Economic Social Formation
Economic social formation is the set of phenomena and social processes (economic, ideological, ethnic, family, etc.) established in a particular historical context of human economic relations of production. The development of society is determined by the transition from one socio-economic formation to another more perfect one. With the creation of historical materialism, Marx and Engels tried to prove that those who truly make history are the masses, the workers.
Economic Structure (Infrastructure)
Economic structure is a set of relations of production (technical and social) in which its basic principle is the form of ownership, that is, the relationship of men with the means of production. Together with the productive forces (objects of labor, means of labor, and labor power), it is the area responsible for producing what is necessary to safeguard the lives of its members and is the foundation that explains the other elements of society: the ideological structure and the legal and political superstructure.
Ideological Structure
Ideology is related to the ideological structure of a society or an individual’s consciousness.
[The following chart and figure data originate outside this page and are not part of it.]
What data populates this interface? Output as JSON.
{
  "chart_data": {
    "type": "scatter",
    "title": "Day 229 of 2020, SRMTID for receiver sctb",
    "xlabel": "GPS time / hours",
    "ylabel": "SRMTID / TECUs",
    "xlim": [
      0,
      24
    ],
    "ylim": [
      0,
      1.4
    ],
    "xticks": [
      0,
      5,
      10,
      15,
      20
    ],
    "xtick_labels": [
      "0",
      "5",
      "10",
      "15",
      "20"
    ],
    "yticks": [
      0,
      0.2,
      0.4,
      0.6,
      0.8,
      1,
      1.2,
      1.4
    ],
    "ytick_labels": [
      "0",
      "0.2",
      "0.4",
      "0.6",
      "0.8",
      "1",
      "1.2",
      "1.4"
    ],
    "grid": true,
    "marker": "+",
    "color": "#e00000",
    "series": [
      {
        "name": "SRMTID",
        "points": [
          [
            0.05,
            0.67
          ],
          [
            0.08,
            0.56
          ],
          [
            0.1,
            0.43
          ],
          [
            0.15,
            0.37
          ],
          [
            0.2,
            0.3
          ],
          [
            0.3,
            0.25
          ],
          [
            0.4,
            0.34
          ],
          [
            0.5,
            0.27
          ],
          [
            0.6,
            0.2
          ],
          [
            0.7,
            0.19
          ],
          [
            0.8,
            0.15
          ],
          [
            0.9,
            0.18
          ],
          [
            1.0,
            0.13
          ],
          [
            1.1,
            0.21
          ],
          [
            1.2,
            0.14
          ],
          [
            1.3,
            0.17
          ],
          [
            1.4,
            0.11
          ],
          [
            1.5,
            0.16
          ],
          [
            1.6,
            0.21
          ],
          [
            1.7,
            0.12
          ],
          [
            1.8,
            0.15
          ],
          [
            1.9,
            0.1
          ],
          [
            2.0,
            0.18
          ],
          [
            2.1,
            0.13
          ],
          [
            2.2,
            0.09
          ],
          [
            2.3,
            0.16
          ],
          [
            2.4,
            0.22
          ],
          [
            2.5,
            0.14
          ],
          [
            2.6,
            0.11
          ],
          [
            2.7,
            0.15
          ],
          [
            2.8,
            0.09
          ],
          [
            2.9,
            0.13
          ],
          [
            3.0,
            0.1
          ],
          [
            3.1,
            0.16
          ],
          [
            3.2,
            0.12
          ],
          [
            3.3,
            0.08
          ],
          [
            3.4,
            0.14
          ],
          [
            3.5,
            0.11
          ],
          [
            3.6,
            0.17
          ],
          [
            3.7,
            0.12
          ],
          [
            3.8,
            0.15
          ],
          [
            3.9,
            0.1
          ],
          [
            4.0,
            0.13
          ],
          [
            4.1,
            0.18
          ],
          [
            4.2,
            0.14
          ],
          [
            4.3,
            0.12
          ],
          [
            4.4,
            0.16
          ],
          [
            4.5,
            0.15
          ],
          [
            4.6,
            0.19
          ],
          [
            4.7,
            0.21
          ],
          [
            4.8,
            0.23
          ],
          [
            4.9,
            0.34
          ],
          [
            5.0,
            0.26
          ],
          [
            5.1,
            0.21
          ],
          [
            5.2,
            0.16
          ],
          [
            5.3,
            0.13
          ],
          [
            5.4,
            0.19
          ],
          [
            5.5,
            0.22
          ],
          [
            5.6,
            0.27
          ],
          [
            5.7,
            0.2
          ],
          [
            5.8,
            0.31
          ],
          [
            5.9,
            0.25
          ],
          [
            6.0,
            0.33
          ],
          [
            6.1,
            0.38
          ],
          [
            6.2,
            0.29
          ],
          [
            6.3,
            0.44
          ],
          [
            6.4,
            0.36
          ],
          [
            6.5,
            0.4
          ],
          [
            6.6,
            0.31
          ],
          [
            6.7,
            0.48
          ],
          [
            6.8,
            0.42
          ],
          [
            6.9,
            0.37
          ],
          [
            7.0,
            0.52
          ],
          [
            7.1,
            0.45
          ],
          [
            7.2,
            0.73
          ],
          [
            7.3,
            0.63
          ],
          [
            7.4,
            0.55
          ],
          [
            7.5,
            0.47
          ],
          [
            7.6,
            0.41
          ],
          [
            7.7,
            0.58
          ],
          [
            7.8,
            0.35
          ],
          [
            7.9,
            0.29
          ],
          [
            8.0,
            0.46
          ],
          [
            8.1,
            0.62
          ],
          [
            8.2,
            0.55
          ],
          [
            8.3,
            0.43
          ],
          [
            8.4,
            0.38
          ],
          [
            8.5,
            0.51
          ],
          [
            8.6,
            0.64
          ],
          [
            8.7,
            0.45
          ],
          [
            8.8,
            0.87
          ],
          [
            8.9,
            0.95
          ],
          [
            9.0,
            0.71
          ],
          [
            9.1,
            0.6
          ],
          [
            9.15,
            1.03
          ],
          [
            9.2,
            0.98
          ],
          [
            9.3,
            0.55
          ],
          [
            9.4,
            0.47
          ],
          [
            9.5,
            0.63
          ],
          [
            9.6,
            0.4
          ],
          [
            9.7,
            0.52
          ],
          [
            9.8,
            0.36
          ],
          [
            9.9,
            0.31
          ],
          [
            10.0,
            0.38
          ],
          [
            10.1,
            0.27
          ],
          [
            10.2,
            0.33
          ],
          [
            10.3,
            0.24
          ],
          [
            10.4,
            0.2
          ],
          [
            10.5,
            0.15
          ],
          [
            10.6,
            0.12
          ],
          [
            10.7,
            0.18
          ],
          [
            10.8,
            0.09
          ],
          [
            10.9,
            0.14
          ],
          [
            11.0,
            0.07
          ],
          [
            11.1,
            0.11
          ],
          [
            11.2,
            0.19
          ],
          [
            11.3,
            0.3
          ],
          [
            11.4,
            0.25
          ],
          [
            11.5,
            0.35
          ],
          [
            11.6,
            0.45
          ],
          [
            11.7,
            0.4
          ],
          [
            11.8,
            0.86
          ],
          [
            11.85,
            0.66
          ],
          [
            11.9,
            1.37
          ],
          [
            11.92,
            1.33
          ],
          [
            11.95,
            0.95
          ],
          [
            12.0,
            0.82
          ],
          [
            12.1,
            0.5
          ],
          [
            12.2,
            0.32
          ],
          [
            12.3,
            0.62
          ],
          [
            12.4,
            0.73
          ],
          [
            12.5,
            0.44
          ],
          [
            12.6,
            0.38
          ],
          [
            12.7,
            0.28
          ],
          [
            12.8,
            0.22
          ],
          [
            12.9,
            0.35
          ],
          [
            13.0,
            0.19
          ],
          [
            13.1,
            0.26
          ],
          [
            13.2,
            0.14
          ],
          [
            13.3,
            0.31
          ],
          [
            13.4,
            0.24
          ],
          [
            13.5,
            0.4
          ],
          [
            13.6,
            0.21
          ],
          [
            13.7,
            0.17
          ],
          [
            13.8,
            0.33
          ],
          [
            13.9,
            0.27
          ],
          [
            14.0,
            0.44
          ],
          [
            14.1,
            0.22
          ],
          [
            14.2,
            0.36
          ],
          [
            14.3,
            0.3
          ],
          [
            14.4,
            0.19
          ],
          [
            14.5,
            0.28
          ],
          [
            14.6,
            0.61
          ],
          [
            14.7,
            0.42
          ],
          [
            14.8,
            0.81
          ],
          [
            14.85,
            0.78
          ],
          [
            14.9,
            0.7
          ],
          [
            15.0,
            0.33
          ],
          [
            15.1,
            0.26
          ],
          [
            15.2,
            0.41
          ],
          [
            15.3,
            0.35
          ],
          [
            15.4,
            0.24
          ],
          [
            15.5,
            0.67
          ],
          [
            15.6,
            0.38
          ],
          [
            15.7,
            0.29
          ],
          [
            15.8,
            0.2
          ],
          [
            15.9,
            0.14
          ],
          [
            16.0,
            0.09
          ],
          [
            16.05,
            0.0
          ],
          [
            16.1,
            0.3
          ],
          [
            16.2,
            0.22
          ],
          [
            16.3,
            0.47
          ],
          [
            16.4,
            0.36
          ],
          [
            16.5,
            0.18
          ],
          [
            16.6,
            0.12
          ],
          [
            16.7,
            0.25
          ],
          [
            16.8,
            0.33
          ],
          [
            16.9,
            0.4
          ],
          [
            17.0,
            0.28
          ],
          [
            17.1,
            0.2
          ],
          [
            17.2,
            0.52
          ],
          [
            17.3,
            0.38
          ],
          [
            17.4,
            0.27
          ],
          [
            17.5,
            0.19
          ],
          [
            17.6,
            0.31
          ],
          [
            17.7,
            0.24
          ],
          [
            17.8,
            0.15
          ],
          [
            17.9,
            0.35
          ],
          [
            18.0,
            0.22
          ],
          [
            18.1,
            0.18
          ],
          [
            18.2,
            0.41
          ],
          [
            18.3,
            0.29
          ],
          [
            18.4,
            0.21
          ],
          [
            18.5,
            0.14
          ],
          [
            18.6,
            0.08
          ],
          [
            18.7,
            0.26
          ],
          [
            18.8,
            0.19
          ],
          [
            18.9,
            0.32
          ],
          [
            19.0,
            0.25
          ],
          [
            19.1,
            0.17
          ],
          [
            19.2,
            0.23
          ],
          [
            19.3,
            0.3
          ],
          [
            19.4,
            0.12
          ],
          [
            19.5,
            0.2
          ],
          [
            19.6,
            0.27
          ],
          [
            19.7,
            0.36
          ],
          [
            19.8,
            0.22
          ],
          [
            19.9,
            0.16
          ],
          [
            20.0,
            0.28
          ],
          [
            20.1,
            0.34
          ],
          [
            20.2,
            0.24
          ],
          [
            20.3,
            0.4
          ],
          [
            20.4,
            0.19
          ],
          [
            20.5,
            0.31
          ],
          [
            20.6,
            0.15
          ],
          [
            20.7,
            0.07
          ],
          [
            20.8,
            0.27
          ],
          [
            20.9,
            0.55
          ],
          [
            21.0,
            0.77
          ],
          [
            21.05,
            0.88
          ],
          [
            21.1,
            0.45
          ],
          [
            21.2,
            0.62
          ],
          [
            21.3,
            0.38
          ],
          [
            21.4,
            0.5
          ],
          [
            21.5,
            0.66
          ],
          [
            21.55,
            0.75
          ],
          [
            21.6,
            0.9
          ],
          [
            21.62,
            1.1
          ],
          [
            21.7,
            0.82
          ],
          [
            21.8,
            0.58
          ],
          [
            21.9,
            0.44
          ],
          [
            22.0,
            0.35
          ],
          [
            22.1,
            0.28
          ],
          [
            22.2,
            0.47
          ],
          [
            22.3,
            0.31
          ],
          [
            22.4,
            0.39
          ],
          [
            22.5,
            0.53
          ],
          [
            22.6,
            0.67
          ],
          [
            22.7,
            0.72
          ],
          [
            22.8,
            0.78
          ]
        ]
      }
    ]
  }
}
Marx calls ideology the interpretation of reality proposed by Hegelian philosophy and, generally, any consideration that forgets the socio-economic reality in which man lives, which is the decisive factor in his consciousness. Ideology defends the idea that ideas change the world, generating reality. The world is changed only by action.
Productive Forces
Productive forces are the elements that allow work to be done. They consist of the labor force and the means of labor.
Material Productive Forces
Material productive forces are the material elements involved in the work: the raw material, labor, and means. They refer to the means of production.
Real Base (Material Conditions)
Real base (material conditions) is an expression that refers to the economic structure. Based on this structure, it is the foundation of the social fabric and the element that explains the other structures. The real base states that this structure is the very stuff of society’s configuration. The remaining elements of society are consequences, derived forms. Thus, laws or the production system consolidate securities.
Capital
Capital is one of the three factors that structure modern bourgeois society. It consists of buildings, machinery, or facilities that produce goods for consumption. Capital is the element that allows the existence of a capitalist bourgeoisie. It is characteristic of the capitalist economic system because this tends not to produce goods, but capital. A company can only survive by being competitive. To do this, it must reinvest its profits (gains) in new machines, that is, new capital. This new capital may be financial capital, capital goods, or capital means of production.
Conscience (Ideology)
Conscience (ideology) is the articulated set of ideas, beliefs, etc., of every man in every historical moment, which serves to explain their place in society and its operation. The men of the same social class share the same consciousness. The ultimate goal of consciousness is to justify the kind of life that each man leads. As the economic structure of society determines and explains the superstructure, the social reality of men determines their consciousness.